Re: [RFC PATCH 23/41] KVM: x86/pmu: Implement the save/restore of PMU state for Intel CPU

"Liang, Kan" <kan.liang@xxxxxxxxxxxxxxx> · Fri, 26 Apr 2024 15:06:48 -0400

On 2024-04-26 2:41 p.m., Mingwei Zhang wrote:
>>> So this requires vcpu->pmu has two pieces of state information: 1) the
>>> flag similar to TIF_NEED_FPU_LOAD; 2) host perf context info (phase #1
>>> just a boolean; phase #2, bitmap of occupied counters).
>>>
>>> This is a non-trivial optimization on the PMU context switch. I am
>>> thinking about splitting them into the following phases:
>>>
>>> 1) lazy PMU context switch, i.e., wait until the guest touches PMU MSR
>>> for the 1st time.
>>> 2) fast PMU context switch on KVM side, i.e., KVM checking event
>>> selector value (enable/disable) and selectively switch PMU state
>>> (reducing rd/wr msrs)
>>> 3) dynamic PMU context boundary, ie., KVM can dynamically choose PMU
>>> context switch boundary depending on existing active host-level
>>> events.
>>> 3.1) more accurate dynamic PMU context switch, ie., KVM checking
>>> host-level counter position and further reduces the number of msr
>>> accesses.
>>> 4) guest PMU context preemption, i.e., any new host-level perf
>>> profiling can immediately preempt the guest PMU in the vcpu loop
>>> (instead of waiting for the next PMU context switch in KVM).
>> I'm not quit sure about the 4.
>> The new host-level perf must be an exclude_guest event. It should not be
>> scheduled when a guest is using the PMU. Why do we want to preempt the
>> guest PMU? The current implementation in perf doesn't schedule any
>> exclude_guest events when a guest is running.
> right. The grey area is the code within the KVM_RUN loop, but
> _outside_ of the guest. This part of the code is on the "host" side.
> However, for efficiency reasons, KVM defers the PMU context switch by
> retaining the guest PMU MSR values within the loop. 

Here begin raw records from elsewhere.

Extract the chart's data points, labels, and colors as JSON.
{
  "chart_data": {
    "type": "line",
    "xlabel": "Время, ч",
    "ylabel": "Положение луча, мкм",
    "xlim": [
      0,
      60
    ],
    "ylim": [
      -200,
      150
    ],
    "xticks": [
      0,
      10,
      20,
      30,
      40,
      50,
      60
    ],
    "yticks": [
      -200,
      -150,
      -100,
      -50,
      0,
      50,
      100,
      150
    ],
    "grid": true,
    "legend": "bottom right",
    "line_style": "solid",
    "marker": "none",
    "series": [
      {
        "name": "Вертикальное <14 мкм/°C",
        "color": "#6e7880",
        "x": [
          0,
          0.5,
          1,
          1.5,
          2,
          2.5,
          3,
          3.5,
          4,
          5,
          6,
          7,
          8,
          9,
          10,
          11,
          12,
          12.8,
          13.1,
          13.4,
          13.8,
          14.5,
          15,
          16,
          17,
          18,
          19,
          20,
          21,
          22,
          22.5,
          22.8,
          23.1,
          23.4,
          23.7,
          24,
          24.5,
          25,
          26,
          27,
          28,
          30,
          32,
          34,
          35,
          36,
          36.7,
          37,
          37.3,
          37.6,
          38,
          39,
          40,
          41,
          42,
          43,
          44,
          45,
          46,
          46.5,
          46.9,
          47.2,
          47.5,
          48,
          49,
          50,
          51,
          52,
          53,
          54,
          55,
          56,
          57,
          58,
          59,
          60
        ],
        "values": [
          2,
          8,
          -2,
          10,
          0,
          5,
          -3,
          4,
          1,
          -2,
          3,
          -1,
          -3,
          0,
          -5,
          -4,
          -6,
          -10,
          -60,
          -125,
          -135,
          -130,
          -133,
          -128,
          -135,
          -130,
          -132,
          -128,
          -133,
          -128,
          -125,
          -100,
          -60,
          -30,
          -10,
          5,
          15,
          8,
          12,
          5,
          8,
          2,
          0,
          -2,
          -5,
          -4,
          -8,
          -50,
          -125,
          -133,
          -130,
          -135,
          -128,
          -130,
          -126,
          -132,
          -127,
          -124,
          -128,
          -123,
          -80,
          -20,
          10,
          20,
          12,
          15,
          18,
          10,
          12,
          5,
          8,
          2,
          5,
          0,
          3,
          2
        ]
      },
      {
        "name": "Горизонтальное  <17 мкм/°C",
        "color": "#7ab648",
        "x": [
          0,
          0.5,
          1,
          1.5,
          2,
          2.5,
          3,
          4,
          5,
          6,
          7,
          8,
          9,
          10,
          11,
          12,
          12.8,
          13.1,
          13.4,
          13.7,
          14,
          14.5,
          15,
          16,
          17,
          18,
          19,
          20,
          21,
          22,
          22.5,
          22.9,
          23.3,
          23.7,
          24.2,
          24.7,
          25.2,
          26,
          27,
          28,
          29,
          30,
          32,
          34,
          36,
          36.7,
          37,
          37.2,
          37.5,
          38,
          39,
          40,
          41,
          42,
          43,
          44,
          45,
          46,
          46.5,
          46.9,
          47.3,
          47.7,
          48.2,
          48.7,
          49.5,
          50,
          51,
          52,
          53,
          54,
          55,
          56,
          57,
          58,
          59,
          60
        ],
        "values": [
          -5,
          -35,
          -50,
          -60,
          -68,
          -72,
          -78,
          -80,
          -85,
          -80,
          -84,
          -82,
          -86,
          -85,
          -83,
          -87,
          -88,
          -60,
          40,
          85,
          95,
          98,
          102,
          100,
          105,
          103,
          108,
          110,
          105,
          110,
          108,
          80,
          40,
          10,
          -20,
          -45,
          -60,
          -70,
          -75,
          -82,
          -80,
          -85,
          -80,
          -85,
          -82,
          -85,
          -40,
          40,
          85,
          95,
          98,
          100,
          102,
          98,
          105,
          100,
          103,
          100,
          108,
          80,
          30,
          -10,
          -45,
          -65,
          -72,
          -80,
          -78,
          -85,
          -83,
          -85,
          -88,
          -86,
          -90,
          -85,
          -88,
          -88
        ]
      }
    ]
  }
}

I assume you mean the optimization of moving the context switch from
VM-exit/entry boundary to the vCPU boundary.

> Optimization 4
> allows the host side to immediately profiling this part instead of
> waiting for vcpu to reach to PMU context switch locations. Doing so
> will generate more accurate results.

If so, I think the 4 is a must to have. Otherwise, it wouldn't honer the
definition of the exclude_guest. Without 4, it brings some random blind
spots, right?

> 
> Do we want to preempt that? I think it depends. For regular cloud
> usage, we don't. But for any other usages where we want to prioritize
> KVM/VMM profiling over guest vPMU, it is useful.
> 
> My current opinion is that optimization 4 is something nice to have.
> But we should allow people to turn it off just like we could choose to
> disable preempt kernel.

The exclude_guest means everything but the guest. I don't see a reason
why people want to turn it off and get some random blind spots.

Thanks,
Kan